É impressionante o quanto as pessoas fazem questão de fugir desse assunto, ou se enganar quanto à questão. Por isso trago informações embasadas ao blog de hoje. O assunto é sério demais para ficar sem ser dito.

Vamos começar com a seguinte pergunta: Alguém já te ligou e te convidou para sair para tomar um “refri”, um suco, ou sorvete? Não. A pessoa te liga para ir tomar um chope, uma gelada, uma loira. É assim que os amigos e ou colegas de trabalho se reúnem. Em volta de uma mesa para beber. E se você não bebe, ou é ignorado no convite, ou tratado como careta. Ou até mesmo fica sem amigo/colega. Interessante não é?
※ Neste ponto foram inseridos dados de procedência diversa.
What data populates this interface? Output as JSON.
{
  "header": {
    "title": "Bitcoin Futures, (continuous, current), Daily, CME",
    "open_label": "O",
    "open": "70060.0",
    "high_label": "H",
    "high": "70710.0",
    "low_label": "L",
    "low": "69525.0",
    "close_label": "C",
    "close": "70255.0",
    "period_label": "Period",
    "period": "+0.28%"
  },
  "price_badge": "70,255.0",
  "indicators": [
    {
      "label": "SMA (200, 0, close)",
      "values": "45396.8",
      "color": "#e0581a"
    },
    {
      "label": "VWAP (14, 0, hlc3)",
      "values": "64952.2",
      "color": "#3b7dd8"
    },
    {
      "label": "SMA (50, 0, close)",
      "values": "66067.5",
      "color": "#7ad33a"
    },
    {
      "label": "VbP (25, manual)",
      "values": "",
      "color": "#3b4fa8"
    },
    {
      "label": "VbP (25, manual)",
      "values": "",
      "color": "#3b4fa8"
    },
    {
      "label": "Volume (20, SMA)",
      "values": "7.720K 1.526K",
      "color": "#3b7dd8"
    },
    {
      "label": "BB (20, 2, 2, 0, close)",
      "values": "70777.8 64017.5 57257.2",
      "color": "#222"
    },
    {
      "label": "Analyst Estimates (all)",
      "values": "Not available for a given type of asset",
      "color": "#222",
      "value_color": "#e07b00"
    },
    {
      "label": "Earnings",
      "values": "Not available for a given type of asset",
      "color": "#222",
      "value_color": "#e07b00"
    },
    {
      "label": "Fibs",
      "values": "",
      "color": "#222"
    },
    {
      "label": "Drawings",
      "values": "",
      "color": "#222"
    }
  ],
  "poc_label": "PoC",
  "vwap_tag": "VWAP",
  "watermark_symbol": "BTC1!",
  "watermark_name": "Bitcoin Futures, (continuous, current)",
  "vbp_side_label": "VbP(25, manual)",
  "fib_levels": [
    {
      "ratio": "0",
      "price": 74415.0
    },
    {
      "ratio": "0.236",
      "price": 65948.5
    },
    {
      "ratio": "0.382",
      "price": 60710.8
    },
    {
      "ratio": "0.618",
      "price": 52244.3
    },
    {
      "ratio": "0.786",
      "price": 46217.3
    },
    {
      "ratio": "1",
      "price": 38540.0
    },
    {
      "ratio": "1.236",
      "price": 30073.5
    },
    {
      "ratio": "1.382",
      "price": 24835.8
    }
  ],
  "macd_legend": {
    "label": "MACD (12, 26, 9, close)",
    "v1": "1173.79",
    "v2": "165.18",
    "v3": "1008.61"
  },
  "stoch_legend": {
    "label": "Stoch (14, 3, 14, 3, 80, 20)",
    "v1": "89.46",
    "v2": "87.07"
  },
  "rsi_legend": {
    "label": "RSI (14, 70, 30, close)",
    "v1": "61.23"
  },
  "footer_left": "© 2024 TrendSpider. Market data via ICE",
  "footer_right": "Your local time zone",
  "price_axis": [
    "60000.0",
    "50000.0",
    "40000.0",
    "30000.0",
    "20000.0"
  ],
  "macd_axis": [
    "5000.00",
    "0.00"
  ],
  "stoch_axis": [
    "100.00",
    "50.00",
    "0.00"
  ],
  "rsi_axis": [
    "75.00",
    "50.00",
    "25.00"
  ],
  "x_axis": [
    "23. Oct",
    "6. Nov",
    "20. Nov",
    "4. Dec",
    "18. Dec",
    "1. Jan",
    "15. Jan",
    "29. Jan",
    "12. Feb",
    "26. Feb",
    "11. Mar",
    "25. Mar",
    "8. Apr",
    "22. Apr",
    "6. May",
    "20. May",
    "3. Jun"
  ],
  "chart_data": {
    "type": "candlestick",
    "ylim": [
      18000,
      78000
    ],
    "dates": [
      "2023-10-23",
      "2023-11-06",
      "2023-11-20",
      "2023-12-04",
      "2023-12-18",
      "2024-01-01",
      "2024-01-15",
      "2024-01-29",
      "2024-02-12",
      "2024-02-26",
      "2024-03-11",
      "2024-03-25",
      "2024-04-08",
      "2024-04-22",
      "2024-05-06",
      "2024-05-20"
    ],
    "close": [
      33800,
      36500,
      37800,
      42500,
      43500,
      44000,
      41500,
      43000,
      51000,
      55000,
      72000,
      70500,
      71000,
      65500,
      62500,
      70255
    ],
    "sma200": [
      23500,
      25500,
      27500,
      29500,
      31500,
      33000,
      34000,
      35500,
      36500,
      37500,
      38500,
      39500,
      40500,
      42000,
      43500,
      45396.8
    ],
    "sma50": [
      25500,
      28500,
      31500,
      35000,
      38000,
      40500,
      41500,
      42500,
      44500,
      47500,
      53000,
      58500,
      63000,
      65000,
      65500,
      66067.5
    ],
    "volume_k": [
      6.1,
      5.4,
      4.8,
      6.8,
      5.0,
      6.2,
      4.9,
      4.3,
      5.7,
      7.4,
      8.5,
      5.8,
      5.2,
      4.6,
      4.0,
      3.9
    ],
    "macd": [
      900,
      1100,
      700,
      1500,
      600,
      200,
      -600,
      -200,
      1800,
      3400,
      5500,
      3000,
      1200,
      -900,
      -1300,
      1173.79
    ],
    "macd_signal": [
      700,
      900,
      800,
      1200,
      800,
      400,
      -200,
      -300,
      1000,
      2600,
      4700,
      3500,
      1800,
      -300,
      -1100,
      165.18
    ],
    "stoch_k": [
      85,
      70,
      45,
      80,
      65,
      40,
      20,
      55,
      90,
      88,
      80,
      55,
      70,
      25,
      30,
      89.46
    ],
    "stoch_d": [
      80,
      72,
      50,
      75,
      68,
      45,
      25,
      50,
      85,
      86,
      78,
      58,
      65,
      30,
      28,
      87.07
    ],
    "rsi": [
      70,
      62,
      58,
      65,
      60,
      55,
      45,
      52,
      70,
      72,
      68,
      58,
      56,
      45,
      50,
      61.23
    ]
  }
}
Agora você tem ciência do que a bebida provoca em sua vida? Você responde: Sim, ressaca. Eu digo não, muito mais que isso. Falta de concentração, perda de memória, irritabilidade… e isso é só o começo. Podemos entrar nas doenças cardíacas, cirrose, atos de violência muitas vezes causando mortes, danos mentais irreparáveis, depressão. A lista é extensa garanto. Assim como a discussão sobre o assunto.

Ninguém é capaz de assumir que está fazendo uso abusivo do álcool. Até porque para isso teria que abrir mão de muita coisa, exigira muita coragem. Assim vivem inventando historinhas daqui e dali para encobrir o fato de que estão extrapolando os limites. Afinal não querem ficar de fora, “pagar esse mico”. Acham que precisam disso para se descontrair, para esfriar a cabeça de seus problemas e não percebem que no final das contas estão é criando problemas maiores para si mesmos.

Ok, livre arbítrio, quem sou eu para falar. Ninguém. Mas posso ao menos alertar assim para não ficar apenas a minha palavra estou publicando aqui, resumo de uma matéria da veja de 08 de setembro de 2009, alguns conceitos do AA (Alcoólatras Anônimos) e alguns links úteis: Constatação da OMS (Organização Mundial de Saúde), Matéria completa da Veja, Teste para saber se você é alcoólatra (Alcoólatras Anônimos)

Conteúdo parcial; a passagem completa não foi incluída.